Laura Mulvey’s Visual Pleasure and Narrative Cinema




Laura Mulvey’s article “Visual Pleasure and Narrative Cinema,” is a study on our fascination for cinema. From the individual’s social molding, a preexisting fascination of film is created. Mulvey believes that women are the bearer of meaning rather than maker of meaning. Phallocentric theory has reduced the position of the woman to the point of observational interest, rather than creator of their projected image. Mulvey uses castration complex to examine woman’s image as bearer of a bleeding wound. If there is pleasure in looking, what visual interest does this have for women? Mulvey’s interest is to break from pleasure expectations, to conceive new ones.

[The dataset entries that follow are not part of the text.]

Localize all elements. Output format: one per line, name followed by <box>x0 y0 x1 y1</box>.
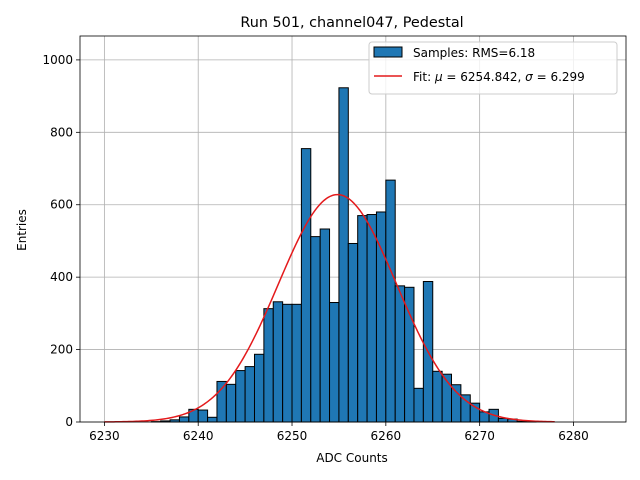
histogram-bar <box>263 308 274 423</box>
y-tick-label: 0 <box>65 415 73 429</box>
legend-sigma-symbol: σ <box>525 70 533 84</box>
y-axis-ticks: 0 200 400 600 800 1000 <box>42 53 80 429</box>
histogram-bar <box>451 384 462 423</box>
histogram-bar <box>357 215 368 423</box>
histogram-bar <box>225 383 237 423</box>
histogram-bar <box>197 409 209 423</box>
y-axis-label: Entries <box>15 209 29 251</box>
y-tick-label: 400 <box>50 270 73 284</box>
histogram-bar <box>310 236 321 423</box>
y-tick-label: 200 <box>50 343 73 357</box>
histogram-bar <box>235 370 246 423</box>
histogram-bar <box>329 302 340 423</box>
chart-title: Run 501, channel047, Pedestal <box>240 15 463 31</box>
histogram-bar <box>282 303 293 423</box>
x-tick-label: 6260 <box>371 429 402 443</box>
histogram-bar <box>347 242 359 423</box>
legend-mu-symbol: μ <box>434 70 443 84</box>
histogram-bar <box>366 214 377 423</box>
histogram-bar <box>319 228 331 423</box>
legend-sigma-value: = 6.299 <box>533 70 585 84</box>
fit-curve <box>104 193 555 423</box>
legend-mu-value: = 6254.842, <box>443 70 526 84</box>
legend-box <box>368 41 618 95</box>
grid <box>80 36 626 423</box>
histogram-bar <box>178 416 190 423</box>
legend: Samples: RMS=6.18 Fit: μ = 6254.842, σ =… <box>368 41 618 95</box>
x-tick-label: 6230 <box>89 429 120 443</box>
legend-fit-label: Fit: μ = 6254.842, σ = 6.299 <box>413 70 585 84</box>
histogram-bar <box>253 353 265 423</box>
y-tick-label: 800 <box>50 125 73 139</box>
x-tick-label: 6280 <box>558 429 589 443</box>
x-tick-label: 6270 <box>464 429 495 443</box>
histogram-bar <box>207 416 218 423</box>
x-axis-ticks: 6230 6240 6250 6260 6270 6280 <box>89 422 589 443</box>
plot-frame <box>79 35 627 423</box>
histogram-bar <box>272 301 284 423</box>
histogram-bar <box>460 394 471 423</box>
legend-fit-prefix: Fit: <box>413 70 435 84</box>
histogram-bar <box>244 366 255 423</box>
y-tick-label: 1000 <box>42 53 73 67</box>
histogram-bar <box>300 148 312 423</box>
x-tick-label: 6250 <box>277 429 308 443</box>
histogram-bar <box>432 370 443 423</box>
histogram-bars <box>150 87 537 423</box>
x-tick-label: 6240 <box>183 429 214 443</box>
legend-histogram-swatch <box>373 46 403 58</box>
x-axis-label: ADC Counts <box>316 451 388 465</box>
histogram-bar <box>385 179 396 423</box>
fit-curve-group <box>104 193 555 423</box>
y-tick-label: 600 <box>50 198 73 212</box>
histogram-bar <box>413 387 424 423</box>
legend-histogram-label: Samples: RMS=6.18 <box>413 46 535 60</box>
histogram-bar <box>291 303 302 423</box>
histogram-bar <box>394 285 406 423</box>
histogram-bar <box>338 87 349 423</box>
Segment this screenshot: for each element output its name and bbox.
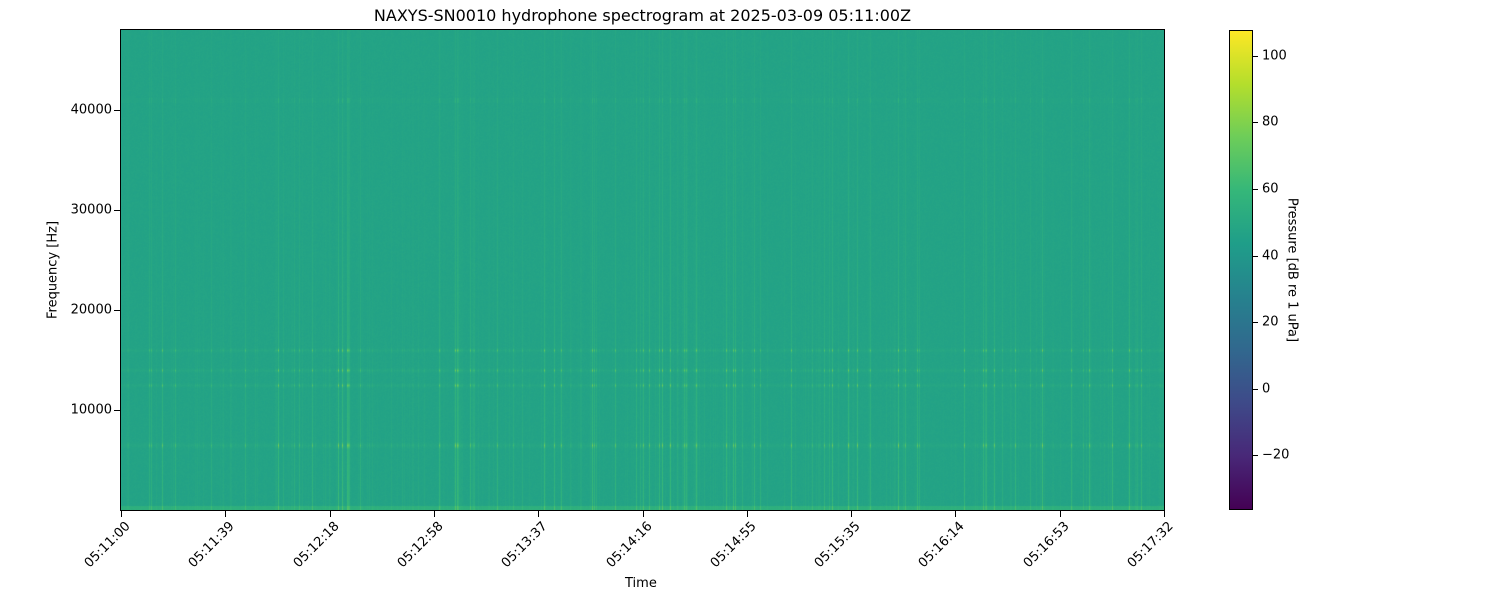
y-tick	[114, 210, 120, 211]
x-tick	[1059, 511, 1061, 517]
colorbar-tick	[1253, 189, 1258, 190]
x-tick-label: 05:16:14	[916, 519, 968, 571]
x-tick	[121, 511, 122, 517]
x-tick	[955, 511, 957, 517]
x-tick	[329, 511, 331, 517]
colorbar-tick	[1253, 255, 1258, 257]
x-tick	[746, 511, 748, 517]
colorbar-tick	[1253, 322, 1258, 324]
x-tick	[1164, 511, 1165, 517]
x-tick-label: 05:14:55	[707, 519, 760, 571]
plot-frame	[120, 29, 1165, 511]
x-tick	[538, 511, 540, 517]
y-tick-label: 10000	[70, 402, 112, 418]
colorbar-tick-label: 0	[1262, 381, 1271, 397]
y-tick	[114, 310, 120, 311]
colorbar-tick-label: 20	[1262, 314, 1279, 330]
x-tick-label: 05:12:58	[394, 519, 447, 571]
colorbar-tick-label: 60	[1262, 181, 1279, 197]
colorbar	[1229, 30, 1253, 510]
x-tick-label: 05:11:00	[81, 519, 134, 571]
y-tick	[114, 110, 120, 111]
chart-title: NAXYS-SN0010 hydrophone spectrogram at 2…	[373, 6, 912, 25]
colorbar-tick	[1253, 55, 1258, 57]
y-tick	[114, 410, 120, 411]
colorbar-tick-label: 40	[1262, 248, 1279, 264]
x-tick-label: 05:13:37	[498, 519, 551, 571]
y-tick-label: 40000	[70, 102, 112, 118]
x-tick-label: 05:16:53	[1020, 519, 1073, 571]
x-tick-label: 05:15:35	[811, 519, 864, 571]
x-tick-label: 05:17:32	[1124, 519, 1177, 571]
colorbar-tick	[1253, 455, 1258, 457]
y-tick-label: 20000	[70, 302, 112, 318]
x-tick	[433, 511, 435, 517]
x-tick	[225, 511, 227, 517]
colorbar-tick	[1253, 388, 1258, 390]
colorbar-tick-label: 100	[1262, 48, 1287, 64]
colorbar-tick	[1253, 122, 1258, 124]
colorbar-label: Pressure [dB re 1 uPa]	[1284, 197, 1300, 343]
spectrogram-heatmap	[121, 30, 1164, 510]
y-axis-label: Frequency [Hz]	[45, 220, 61, 320]
x-tick-label: 05:14:16	[603, 519, 656, 571]
x-tick-label: 05:11:39	[186, 519, 238, 571]
x-tick	[642, 511, 644, 517]
x-axis-label: Time	[625, 576, 657, 591]
colorbar-tick-label: −20	[1262, 447, 1290, 463]
x-tick	[851, 511, 853, 517]
y-tick-label: 30000	[70, 202, 112, 218]
colorbar-tick-label: 80	[1262, 114, 1279, 130]
x-tick-label: 05:12:18	[290, 519, 343, 571]
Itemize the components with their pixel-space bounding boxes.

Scopophilia is the pleasure to look, as well as being looked at. With cinema, we take people as objects, and subject them to a form of control through a curious gaze. Mulvey believes that in the extreme, we become voyeurs, whose sexual gratification comes from looking and controlling the “objectified other.”

“Woman as image and man as bearer of the look” has created a sexual imbalance in cinematic form. Males’ projected fantasy on women, has been problematic for harmonious interpretation of the sexes. The female has been “coded” as an erotic spectacle, which “freezes” the narrative for sexual consideration. Hetero-normative visualization seems to colonize the cinematic gaze.

There are three cinematic looks associated with cinema:
(1.) camera, (2.) audience, and (3.) character. Mulvey’s article believes that the neurotic needs of the male ego has created a one dimensional fetish of women presented as an image of castration threat.